Publication Date May 22, 2020 |

'We're screwed': The only question is how quickly Louisiana wetlands will vanish, study says

United States
Climate change is causing sea level rise and threatening the Louisiana wetlands
The marshes of Southeast Louisiana. Credit: David Grunfeld, The Times-Picayune

Climate Signals Summary: Sea level rise due to climate change is driving flooding much further inland along low-lying areas and increasing the risk of coastline erosion.

Article Excerpt: Because of increasing rates of sea level rise fueled by global warming, the remaining 5,800 square miles of Louisiana's coastal wetlands in the Mississippi River delta will disappear. The only question is how quickly it will happen, says a new peer-reviewed study published Friday in Science Advances.

“This is a major threat not only to one of the ecologically richest environments of the United States but also for the 1.2 million inhabitants and associated economic assets that are surrounded by Mississippi Delta marshland,” the report concludes.

The new study reviewed the rates of sea-level rise that caused wetlands to disappear along Louisiana's coast during the 8,500-year history of the current Mississippi River delta. It found that at rates of relative sea level rise -- the combination of rising water and ground  subsidence -- of between 6 and 9 millimeters a year , ancient coastal marshes would turn into open water within 50 years. At rates of 3 millimeters a year, it would take a few centuries. 

The globally averaged rate of sea-level rise between 2006 and 2015 was about 3.58 millimeters a year, and that doesn't include local subsidence rates along Louisiana's coast. As a result, the state's wetlands already have exceeded a tipping point, the study's authors say. 

"What it says is we're screwed," said lead author Torbjörn Törnqvist, a Tulane University geology professor, in an interview. "The tipping point has already happened. We have exceeded the threshold from which there is basically no real way back anymore, and there probably won't be a way back for a couple of thousand years."


"It's important to highlight the fact that it still depends on our actions," Törnqvist said. "If we take appropriate actions and we can keep that rate of sea-level rise at least a little bit in check, it's likely the wetlands are still going to drown eventually, but maybe over centuries."
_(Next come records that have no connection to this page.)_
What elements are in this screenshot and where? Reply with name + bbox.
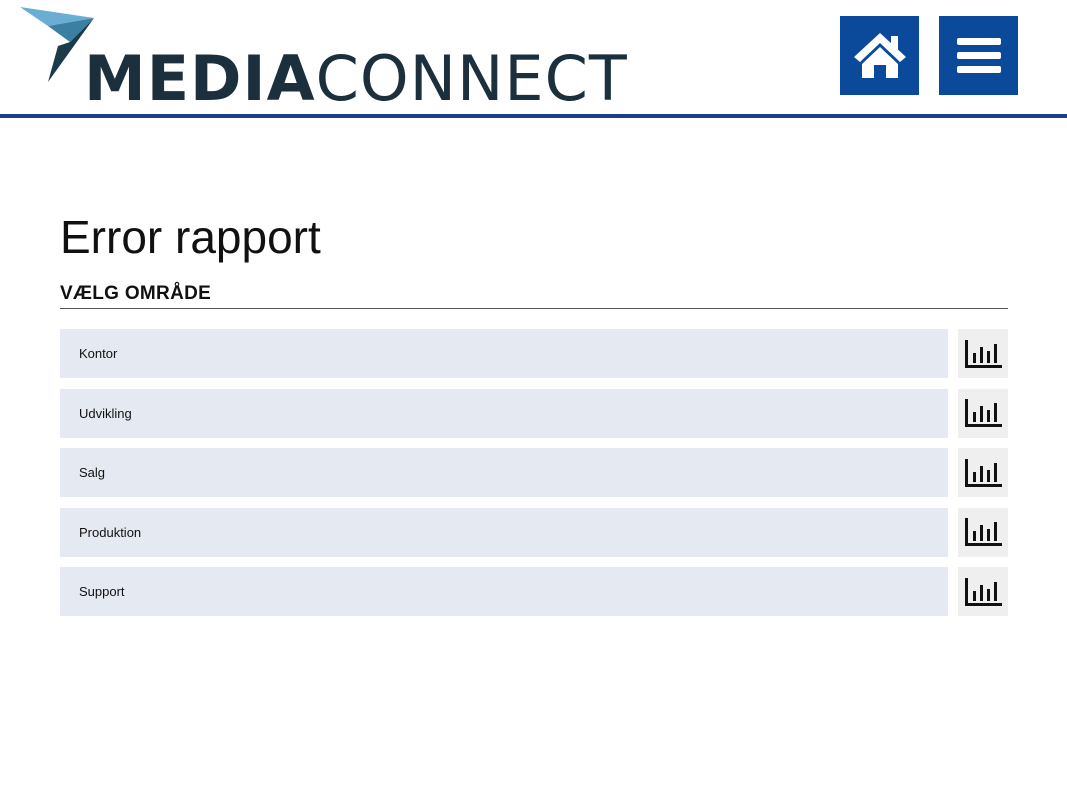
chart-button-kontor[interactable]	[958, 329, 1008, 378]
area-row-produktion: Produktion	[60, 507, 1008, 557]
area-row-support: Support	[60, 567, 1008, 616]
home-icon	[853, 32, 906, 78]
area-list: Kontor Udvikling Salg Produktion Support	[60, 329, 1008, 627]
page-title: Error rapport	[60, 211, 321, 263]
area-row-udvikling: Udvikling	[60, 388, 1008, 438]
home-button[interactable]	[840, 16, 919, 95]
area-item-produktion[interactable]: Produktion	[60, 507, 948, 557]
area-item-salg[interactable]: Salg	[60, 448, 948, 497]
section-divider	[60, 308, 1008, 309]
header: MEDIACONNECT	[0, 0, 1067, 118]
area-label: Support	[79, 584, 125, 599]
logo-text-bold: MEDIA	[84, 42, 316, 115]
hamburger-menu-icon	[956, 37, 1001, 73]
bar-chart-icon	[965, 339, 1002, 368]
bar-chart-icon	[965, 577, 1002, 606]
bar-chart-icon	[965, 458, 1002, 487]
area-label: Kontor	[79, 346, 118, 361]
logo-text-light: CONNECT	[315, 42, 628, 115]
area-label: Salg	[79, 465, 106, 480]
area-item-udvikling[interactable]: Udvikling	[60, 388, 948, 438]
chart-button-support[interactable]	[958, 567, 1008, 616]
area-row-kontor: Kontor	[60, 329, 1008, 378]
logo-text: MEDIACONNECT	[84, 48, 628, 110]
section-subtitle: VÆLG OMRÅDE	[60, 283, 212, 304]
bar-chart-icon	[965, 399, 1002, 427]
area-label: Udvikling	[79, 405, 132, 421]
area-row-salg: Salg	[60, 448, 1008, 497]
chart-button-produktion[interactable]	[958, 507, 1008, 557]
area-item-kontor[interactable]: Kontor	[60, 329, 948, 378]
area-item-support[interactable]: Support	[60, 567, 948, 616]
header-divider	[0, 114, 1067, 118]
menu-button[interactable]	[939, 16, 1018, 95]
chart-button-salg[interactable]	[958, 448, 1008, 497]
area-label: Produktion	[79, 524, 142, 540]
mediaconnect-logo[interactable]: MEDIACONNECT	[18, 6, 627, 110]
bar-chart-icon	[965, 518, 1002, 546]
chart-button-udvikling[interactable]	[958, 388, 1008, 438]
Those actions include reducing greenhouse-gas emissions worldwide to keep global temperatures closer to where they are now, which is about 1.5 degrees warmer than in the pre-industrial era, he said. And executing the state's coastal Master Plan of hurricane protection and wetland restoration projects, including plans to build major sediment diversions to help keep wetlands above water. 


Bren Haase, executive director of the state's Coastal Protection and Restoration Authority, said the new study's findings are not surprising. The 2017 update of the coastal Master Plan estimated sea level rise alone through 2067 would range from a low of 8.6 mm per year to a high of 16.6 mm -- higher than the assumptions the paper uses.


And he [Hasse] pointed out that Gov. John Bel Edwards earlier this year announced that CPRA would embark on a program to bring the state's oil and gas and petrochemical industry players together to find ways of reducing or permanently storing the state's carbon emissions, specifically because of the role those emissions play in driving sea-level rise. 

While that effort has been delayed by the COVID-19 pandemic, Haase said he expects meetings to begin later this year. 


During the past 300 years, human changes to the Mississippi River, including the construction of numerous dams along the river's tributaries above Louisiana and the construction of levees along its path in the state, have halved the amount of new land-building sediment the river delivers to the state's wetlands. The construction of more than 10,000 miles of oil and gas canals and navigation waterways, and the extraction of oil and gas from beneath the land's surface have speeded subsidence. 

Meanwhile, the dramatic increases in carbon dioxide and other greenhouse gases released into the atmosphere during the past 150 years have fueled rising temperatures that have increased ocean water heights by swelling individual water molecules. Sea-level rise has been compounded by the water added to the seas from the melting of glaciers and polar ice caps.